Familia
In Lauren E. Rico’s emotive novel Familia, two distant sisters receive life-changing results from a genetic DNA test.
Gabby is an aspiring writer who lives in Brooklyn and works for the feature magazine Flux, where she and other staff members are offered the opportunity to take free familial DNA tests. Gabby’s charming boss, Max, hopes that some of the results will be “unexpected [and] undiscovered” and result in interesting story ideas. And they do: though Gabby insists that she is of Italian heritage, her DNA profile indicates European, African, and Taino ancestry. Gabby’s parents are deceased, so she cannot discuss the perplexing results with them; she’s also unnerved by her newfound DNA link to an older sister, Isabella, in Puerto Rico.
The book shifts between Gabby and Isabella’s perspectives well. Raised as an adored only child in New York, Gabby attended private school and traveled in Europe. In Puerto Rico, Isabella grew up with an alcoholic, heroin-addicted father; she witnessed her mother’s childbirth-related death and endured a violent sexual assault when she was fifteen. Now a talented artist who also works at a tourist shop, streetwise Isabella is thrilled by the possible discovery of a long-lost sibling.
The contrasts between Isabella and Gabby are compelling, as is the gradual closeness that develops between the women after they meet in San Juan.
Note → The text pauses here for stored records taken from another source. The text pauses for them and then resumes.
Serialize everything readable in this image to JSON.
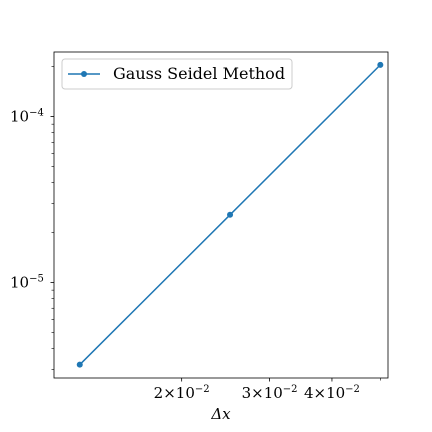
{
  "chart_data": {
    "type": "line",
    "title": "",
    "xlabel": "Δx",
    "ylabel": "",
    "xscale": "log",
    "yscale": "log",
    "xlim": [
      0.0111,
      0.0518
    ],
    "ylim": [
      2.66e-06,
      0.000245
    ],
    "grid": false,
    "legend_position": "top-left",
    "series": [
      {
        "name": "Gauss Seidel Method",
        "color": "#1f77b4",
        "marker": "circle",
        "x": [
          0.0125,
          0.025,
          0.05
        ],
        "y": [
          3.2e-06,
          2.56e-05,
          0.000205
        ]
      }
    ],
    "x_ticks": [
      {
        "value": 0.02,
        "mantissa": "2",
        "exponent": "−2"
      },
      {
        "value": 0.03,
        "mantissa": "3",
        "exponent": "−2"
      },
      {
        "value": 0.04,
        "mantissa": "4",
        "exponent": "−2"
      }
    ],
    "y_ticks": [
      {
        "value": 1e-05,
        "base": "10",
        "exponent": "−5"
      },
      {
        "value": 0.0001,
        "base": "10",
        "exponent": "−4"
      }
    ]
  }
}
But the novel’s true verve comes from its depiction of Puerto Rico’s natural beauty and urban landscapes, along with the various people who know why Gabby was kidnapped as an infant. Crucial information regarding the decades-old mystery is revealed by dapper El Viejo; formidable Beatríz; Miguel, a compassionate detective; and Gabby and Isabella’s flawed yet repentant father, Alberto.
Affecting and complex, Familia is a novel about biological and adoptive family ties, in which sisters separated by fate are reunited by science.